James no pudo terminar. Se presionó el ojo con la palma de la mano.
Miré la carta que tenía en la mano y sentí que algo viejo y reprimido dentro de mí comenzaba a resquebrajarse. Toda mi vida había creído que mi padre había muerto en una muerte militar lejana, sin rostro y encerrado en un lenguaje oficial. Muerto en combate. Servicio heroico. Nuestras más sinceras condolencias. Esas palabras tenían peso, pero carecían de emoción. No sonaban como las de un hombre hablando de fútbol y nombres de bebés.
Ahora, de repente, era real. Lo suficientemente real como para entregarle una bolsa a un amigo. Lo suficientemente real como para decir mi nombre.
Finalmente, el juez habló. —Señor Patterson —dijo con cuidado—, usted dijo que intentó entregar esto. Explíquese.
James asintió sin levantar la vista. «Me evacuaron. Pasé meses en el hospital. Metralla en la pierna, infección, y luego tratamiento en Estados Unidos. Cuando me dieron el alta, estaba hecho un desastre. Pesadillas, alcoholismo, pastillas. En aquel entonces nadie lo llamaba trauma como ahora. Simplemente te decían débil o loco y te mandaban a casa».
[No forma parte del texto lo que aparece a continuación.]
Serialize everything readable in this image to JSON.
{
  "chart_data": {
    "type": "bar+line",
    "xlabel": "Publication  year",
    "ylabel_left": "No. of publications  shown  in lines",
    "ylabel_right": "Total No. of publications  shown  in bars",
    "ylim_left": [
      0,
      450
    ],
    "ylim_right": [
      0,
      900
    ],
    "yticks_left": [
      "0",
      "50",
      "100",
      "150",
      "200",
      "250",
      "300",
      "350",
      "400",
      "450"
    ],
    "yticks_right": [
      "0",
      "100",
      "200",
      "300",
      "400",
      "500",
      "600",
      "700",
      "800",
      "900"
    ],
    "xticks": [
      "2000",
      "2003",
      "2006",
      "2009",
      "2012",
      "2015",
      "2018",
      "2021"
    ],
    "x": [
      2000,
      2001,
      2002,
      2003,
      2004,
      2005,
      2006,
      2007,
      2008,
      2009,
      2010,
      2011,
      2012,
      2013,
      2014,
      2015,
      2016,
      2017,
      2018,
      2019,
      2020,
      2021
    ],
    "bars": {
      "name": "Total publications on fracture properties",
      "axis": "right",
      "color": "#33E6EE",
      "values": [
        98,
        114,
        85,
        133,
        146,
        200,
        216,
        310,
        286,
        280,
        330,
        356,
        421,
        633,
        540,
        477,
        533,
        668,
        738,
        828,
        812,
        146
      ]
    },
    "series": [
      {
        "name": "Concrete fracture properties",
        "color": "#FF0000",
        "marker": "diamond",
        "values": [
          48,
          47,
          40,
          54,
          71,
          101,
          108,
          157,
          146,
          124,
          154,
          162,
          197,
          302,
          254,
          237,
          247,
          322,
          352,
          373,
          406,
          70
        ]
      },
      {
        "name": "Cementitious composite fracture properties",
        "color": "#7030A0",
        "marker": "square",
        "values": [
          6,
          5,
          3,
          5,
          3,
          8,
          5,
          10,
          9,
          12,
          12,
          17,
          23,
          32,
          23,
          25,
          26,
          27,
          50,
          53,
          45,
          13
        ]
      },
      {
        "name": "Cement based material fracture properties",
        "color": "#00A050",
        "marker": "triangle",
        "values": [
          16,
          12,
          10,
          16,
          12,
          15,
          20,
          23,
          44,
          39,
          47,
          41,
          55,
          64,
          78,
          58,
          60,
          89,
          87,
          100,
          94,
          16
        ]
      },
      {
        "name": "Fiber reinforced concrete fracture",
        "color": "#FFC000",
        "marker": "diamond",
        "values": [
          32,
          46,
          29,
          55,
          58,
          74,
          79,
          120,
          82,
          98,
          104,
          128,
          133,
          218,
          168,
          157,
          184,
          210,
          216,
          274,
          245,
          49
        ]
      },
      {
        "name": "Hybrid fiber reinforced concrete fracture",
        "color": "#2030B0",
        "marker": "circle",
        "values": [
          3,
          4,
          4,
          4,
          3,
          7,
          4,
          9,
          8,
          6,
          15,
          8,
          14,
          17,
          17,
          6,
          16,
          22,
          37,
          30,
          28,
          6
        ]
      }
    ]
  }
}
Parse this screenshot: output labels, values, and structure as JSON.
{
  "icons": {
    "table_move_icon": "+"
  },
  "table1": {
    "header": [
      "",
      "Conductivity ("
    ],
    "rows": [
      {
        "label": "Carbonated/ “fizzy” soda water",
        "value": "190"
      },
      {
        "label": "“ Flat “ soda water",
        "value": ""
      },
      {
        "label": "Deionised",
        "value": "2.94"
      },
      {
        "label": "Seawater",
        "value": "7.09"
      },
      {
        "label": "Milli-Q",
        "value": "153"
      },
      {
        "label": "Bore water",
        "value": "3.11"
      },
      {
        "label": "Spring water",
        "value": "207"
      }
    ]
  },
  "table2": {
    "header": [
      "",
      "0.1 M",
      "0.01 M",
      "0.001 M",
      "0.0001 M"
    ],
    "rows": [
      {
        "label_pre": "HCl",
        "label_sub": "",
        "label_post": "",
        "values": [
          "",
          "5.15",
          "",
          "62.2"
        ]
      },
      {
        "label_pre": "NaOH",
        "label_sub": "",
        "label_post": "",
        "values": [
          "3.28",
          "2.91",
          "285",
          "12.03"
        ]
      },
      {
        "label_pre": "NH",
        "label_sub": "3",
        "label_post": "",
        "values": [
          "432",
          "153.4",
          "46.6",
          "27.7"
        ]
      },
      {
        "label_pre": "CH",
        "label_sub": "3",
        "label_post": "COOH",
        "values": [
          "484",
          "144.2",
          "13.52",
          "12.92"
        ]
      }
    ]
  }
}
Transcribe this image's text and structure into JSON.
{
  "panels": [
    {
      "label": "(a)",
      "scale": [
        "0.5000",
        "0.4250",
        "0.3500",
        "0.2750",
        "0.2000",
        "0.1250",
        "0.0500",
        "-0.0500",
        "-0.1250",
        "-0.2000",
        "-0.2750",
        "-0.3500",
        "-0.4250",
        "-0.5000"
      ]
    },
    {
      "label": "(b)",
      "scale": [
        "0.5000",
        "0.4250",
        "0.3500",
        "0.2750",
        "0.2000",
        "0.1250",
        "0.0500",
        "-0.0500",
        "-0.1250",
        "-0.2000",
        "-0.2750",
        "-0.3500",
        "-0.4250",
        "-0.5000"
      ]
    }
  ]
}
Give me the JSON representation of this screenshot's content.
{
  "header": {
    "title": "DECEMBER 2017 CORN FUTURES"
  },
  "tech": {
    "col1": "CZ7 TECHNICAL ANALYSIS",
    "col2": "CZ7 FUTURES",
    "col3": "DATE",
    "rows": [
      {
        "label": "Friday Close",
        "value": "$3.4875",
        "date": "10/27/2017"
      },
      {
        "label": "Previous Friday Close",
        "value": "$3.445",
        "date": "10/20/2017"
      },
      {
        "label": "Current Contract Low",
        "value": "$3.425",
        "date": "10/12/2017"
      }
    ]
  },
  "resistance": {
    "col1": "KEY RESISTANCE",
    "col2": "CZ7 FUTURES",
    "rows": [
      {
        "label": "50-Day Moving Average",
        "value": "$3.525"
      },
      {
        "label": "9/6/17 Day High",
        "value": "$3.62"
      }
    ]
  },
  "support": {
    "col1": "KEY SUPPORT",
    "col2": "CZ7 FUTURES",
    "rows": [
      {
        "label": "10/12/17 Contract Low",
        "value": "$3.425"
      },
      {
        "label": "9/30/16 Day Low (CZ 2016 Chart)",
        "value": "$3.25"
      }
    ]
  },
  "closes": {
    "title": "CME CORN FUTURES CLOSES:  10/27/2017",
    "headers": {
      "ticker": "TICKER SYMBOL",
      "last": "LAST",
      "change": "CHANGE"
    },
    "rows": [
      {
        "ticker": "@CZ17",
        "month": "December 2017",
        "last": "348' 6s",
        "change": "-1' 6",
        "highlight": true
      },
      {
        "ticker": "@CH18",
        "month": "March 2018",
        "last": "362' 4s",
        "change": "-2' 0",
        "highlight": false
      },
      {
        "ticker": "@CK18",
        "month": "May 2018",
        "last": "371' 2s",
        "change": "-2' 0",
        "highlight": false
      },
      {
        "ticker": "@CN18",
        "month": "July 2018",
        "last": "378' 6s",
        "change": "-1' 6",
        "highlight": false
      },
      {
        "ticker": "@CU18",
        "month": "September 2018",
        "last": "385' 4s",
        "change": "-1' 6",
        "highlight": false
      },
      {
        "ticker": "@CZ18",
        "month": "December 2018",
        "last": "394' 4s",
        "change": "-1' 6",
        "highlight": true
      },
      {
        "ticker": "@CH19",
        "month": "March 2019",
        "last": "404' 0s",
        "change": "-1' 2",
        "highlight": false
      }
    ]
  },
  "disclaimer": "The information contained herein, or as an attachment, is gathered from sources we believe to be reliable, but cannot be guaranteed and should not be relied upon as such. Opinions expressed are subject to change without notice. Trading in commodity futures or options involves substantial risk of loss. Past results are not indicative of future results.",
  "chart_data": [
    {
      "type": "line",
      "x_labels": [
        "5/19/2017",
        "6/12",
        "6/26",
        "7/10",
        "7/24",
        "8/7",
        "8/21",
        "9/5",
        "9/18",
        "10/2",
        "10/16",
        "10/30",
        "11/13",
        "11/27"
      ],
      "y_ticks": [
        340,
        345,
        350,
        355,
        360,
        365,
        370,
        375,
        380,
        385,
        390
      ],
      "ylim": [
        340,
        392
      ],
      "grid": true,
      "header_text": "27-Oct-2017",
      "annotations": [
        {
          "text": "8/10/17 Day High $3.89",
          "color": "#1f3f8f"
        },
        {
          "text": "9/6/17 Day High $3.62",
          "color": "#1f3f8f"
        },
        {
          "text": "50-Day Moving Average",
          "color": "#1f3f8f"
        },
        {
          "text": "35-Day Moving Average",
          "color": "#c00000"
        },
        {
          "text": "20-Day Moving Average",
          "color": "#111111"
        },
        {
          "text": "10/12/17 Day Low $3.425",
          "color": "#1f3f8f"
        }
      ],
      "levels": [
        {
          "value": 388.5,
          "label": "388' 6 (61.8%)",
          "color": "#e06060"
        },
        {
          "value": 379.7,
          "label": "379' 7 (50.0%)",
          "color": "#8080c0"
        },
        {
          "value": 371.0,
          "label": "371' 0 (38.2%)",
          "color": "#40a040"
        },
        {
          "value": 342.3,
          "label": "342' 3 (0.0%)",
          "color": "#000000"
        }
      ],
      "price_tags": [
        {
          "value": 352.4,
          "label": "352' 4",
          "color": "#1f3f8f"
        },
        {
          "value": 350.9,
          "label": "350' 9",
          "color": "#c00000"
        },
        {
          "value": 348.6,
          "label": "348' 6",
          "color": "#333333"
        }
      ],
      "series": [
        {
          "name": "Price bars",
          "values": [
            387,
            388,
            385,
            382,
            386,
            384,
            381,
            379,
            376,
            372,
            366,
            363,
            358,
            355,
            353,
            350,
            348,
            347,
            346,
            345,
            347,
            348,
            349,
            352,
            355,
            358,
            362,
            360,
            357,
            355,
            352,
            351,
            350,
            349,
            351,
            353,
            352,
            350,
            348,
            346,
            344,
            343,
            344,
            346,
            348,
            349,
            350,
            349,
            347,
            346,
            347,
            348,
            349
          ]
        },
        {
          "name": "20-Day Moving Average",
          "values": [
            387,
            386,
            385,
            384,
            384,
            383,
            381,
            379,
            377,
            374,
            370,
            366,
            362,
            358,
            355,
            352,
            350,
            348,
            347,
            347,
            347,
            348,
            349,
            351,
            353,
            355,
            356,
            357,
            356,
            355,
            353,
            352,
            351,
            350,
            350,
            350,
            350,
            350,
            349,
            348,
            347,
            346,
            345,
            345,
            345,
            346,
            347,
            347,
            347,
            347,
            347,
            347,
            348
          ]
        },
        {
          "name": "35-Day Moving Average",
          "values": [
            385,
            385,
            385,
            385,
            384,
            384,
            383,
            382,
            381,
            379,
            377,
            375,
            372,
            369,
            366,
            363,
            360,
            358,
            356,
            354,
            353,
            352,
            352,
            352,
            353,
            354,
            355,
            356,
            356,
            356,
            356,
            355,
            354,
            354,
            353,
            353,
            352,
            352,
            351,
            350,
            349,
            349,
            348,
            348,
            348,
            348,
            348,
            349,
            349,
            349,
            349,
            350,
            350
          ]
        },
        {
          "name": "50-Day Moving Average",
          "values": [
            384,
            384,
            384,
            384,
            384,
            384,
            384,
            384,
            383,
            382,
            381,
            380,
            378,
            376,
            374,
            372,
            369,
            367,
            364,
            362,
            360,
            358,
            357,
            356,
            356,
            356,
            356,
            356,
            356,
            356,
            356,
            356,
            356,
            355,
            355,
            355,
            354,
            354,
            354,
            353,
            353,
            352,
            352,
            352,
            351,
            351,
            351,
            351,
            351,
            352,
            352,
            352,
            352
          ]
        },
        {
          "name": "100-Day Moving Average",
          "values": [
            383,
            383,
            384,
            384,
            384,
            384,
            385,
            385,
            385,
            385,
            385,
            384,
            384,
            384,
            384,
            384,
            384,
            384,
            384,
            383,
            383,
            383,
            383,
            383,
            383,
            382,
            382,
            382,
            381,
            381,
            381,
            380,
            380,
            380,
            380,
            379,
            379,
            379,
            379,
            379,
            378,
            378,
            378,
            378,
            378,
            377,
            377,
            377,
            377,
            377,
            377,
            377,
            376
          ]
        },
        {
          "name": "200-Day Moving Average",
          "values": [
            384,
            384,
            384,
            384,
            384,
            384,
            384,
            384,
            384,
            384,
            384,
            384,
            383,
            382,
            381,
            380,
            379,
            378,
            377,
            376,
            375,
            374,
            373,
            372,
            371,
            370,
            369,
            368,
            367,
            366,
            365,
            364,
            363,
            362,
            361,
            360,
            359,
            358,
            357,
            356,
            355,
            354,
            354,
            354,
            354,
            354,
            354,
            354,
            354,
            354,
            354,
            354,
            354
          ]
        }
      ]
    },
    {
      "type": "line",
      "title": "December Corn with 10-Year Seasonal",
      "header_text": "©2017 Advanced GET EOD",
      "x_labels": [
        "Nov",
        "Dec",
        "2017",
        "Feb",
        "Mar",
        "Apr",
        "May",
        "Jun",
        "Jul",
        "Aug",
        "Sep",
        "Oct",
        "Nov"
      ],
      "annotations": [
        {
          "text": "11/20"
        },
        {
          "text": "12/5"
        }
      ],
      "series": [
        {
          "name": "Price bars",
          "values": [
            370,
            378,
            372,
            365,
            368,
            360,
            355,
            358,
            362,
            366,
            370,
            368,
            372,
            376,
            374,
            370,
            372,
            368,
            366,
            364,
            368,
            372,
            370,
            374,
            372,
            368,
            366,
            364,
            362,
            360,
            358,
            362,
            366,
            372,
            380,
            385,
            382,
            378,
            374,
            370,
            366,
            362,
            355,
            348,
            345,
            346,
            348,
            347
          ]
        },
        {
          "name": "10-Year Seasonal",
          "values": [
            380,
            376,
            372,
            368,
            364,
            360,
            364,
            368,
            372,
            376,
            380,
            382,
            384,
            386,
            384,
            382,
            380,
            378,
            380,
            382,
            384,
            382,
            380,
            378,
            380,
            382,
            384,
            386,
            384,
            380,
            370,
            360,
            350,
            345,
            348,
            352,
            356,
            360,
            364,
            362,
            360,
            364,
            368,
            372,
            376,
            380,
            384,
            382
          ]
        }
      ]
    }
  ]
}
Su risa era seca y brutal. “Así que volví a casa débil y loco”.
Dijo que llegó a Miami en 1971 porque encontró una dirección postal entre las pertenencias de David. Ahorró dinero en el autobús, durmió en las terminales y cargó con la bolsa durante todo el viaje. Cuando llegó a la dirección del sobre, mi madre ya no vivía allí.
“Una vecina me dijo que se había mudado después del funeral”, comentó. “Me explicó que su familia la había llevado al norte por un tiempo porque no se encontraba bien. Anoté la nueva dirección”.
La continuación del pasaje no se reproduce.